June 17, 2009
Did ABC Fabricate Projections of an Underwater Southern Florida? (Updated)
Yesterday, the White House released an over-the-top climate report, meant to bolster waning public support (through fear-mongering) for the administration’s disastrous carbon taxation scheme. But as overly-alarming as was the document itself, its portrayal by ABC’s crack meteorologist Sam Champion on today’s Good Morning America may have redefined hysterical reporting.
Over a dramatic video of surging seas, raging wildfires and hammering hurricanes, an ominous voice warns that “climate change is happening all over America and if we don’t act now it will drastically affect where and how we live in the future.” And then offers this stark advice: “If you’re thinking of retiring in Florida, think Twice.”
Proclaiming that “sea levels are expected to rise three to five feet by late this century,” the video flashes the cover of the Obama administration’s Global Climate Change Impacts In the United States report [PDF]. Through the magic of animation, the report is seen opening to a page depicting a Section titled “Coastal areas are at an increasing risk from sea-level rise and storm surge.” A graphic of the Sunshine State below claims to represent “Florida with 3-feet of sea-level rise” and warns that “Areas in Red would be underwater with a 3-foot sea-level rise predicted this century.” That same voice-over (Champions?) identifies the sunken regions:
“This 13 agency report shows Southern Florida disappearing, with the Everglades, Florida Keys and parts of Cape Canaveral under water.”
True, the report dismisses even IPCC AR4’s worst-case predictions of 10 to 23 inches SLR by 2100 as faulty and instead claims that “average estimates under higher emissions scenarios are for sea-level rise between 3 and 4 feet by the end of this century.” It even suggests as much as 6.5 feet.
Alarmist nonsense, to be sure. But nowhere in this report can either the page ABC highlighted or any of its claims of Southern Florida and the Keys doing a lost continent of Atlantis impression be found. That page, shown at 0:36, simply does not exist in the report. So then, exactly where did it come from?

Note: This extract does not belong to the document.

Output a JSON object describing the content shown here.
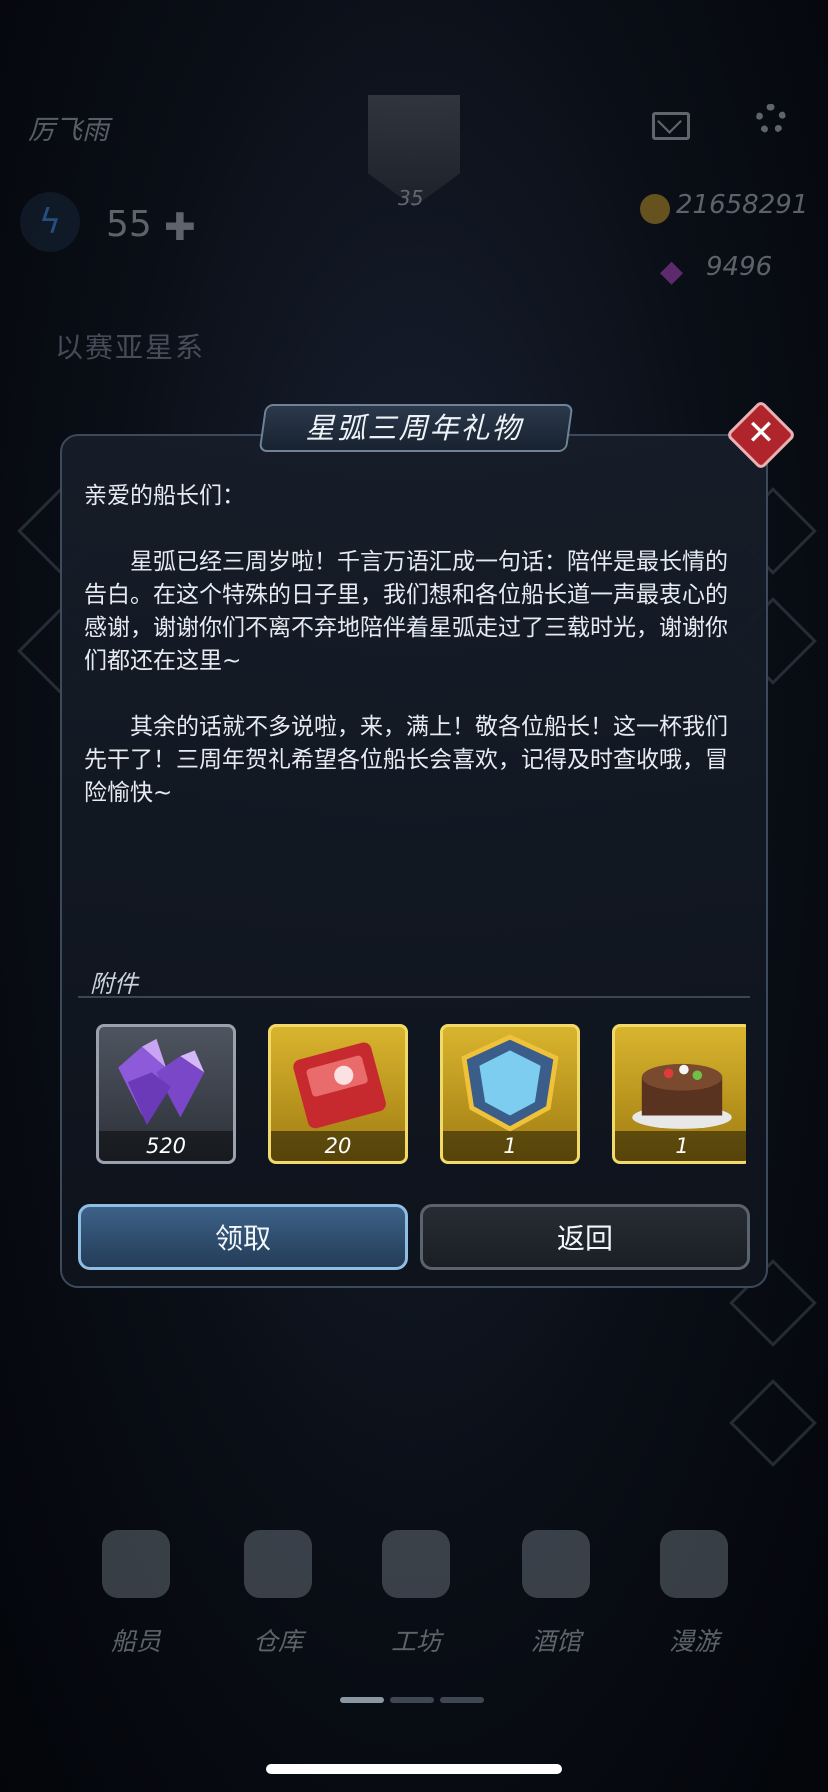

Marc Morano of Climate Depot has put together a “Sampling of Scientific Reactions to [the government] report,” which includes Meteorologist Joe D'Aleo’s assessment that “this is not a work of science but an embarrassing episode for the authors and NOAA [primary report contributors, the National Oceanic and Atmospheric Administration].” D’Aleo points out that they’ve “delivered a document even more alarmist than the UN IPCC.”
And yet, not alarming enough, it would appear, for the Waxman-Markey proponents over at ABC.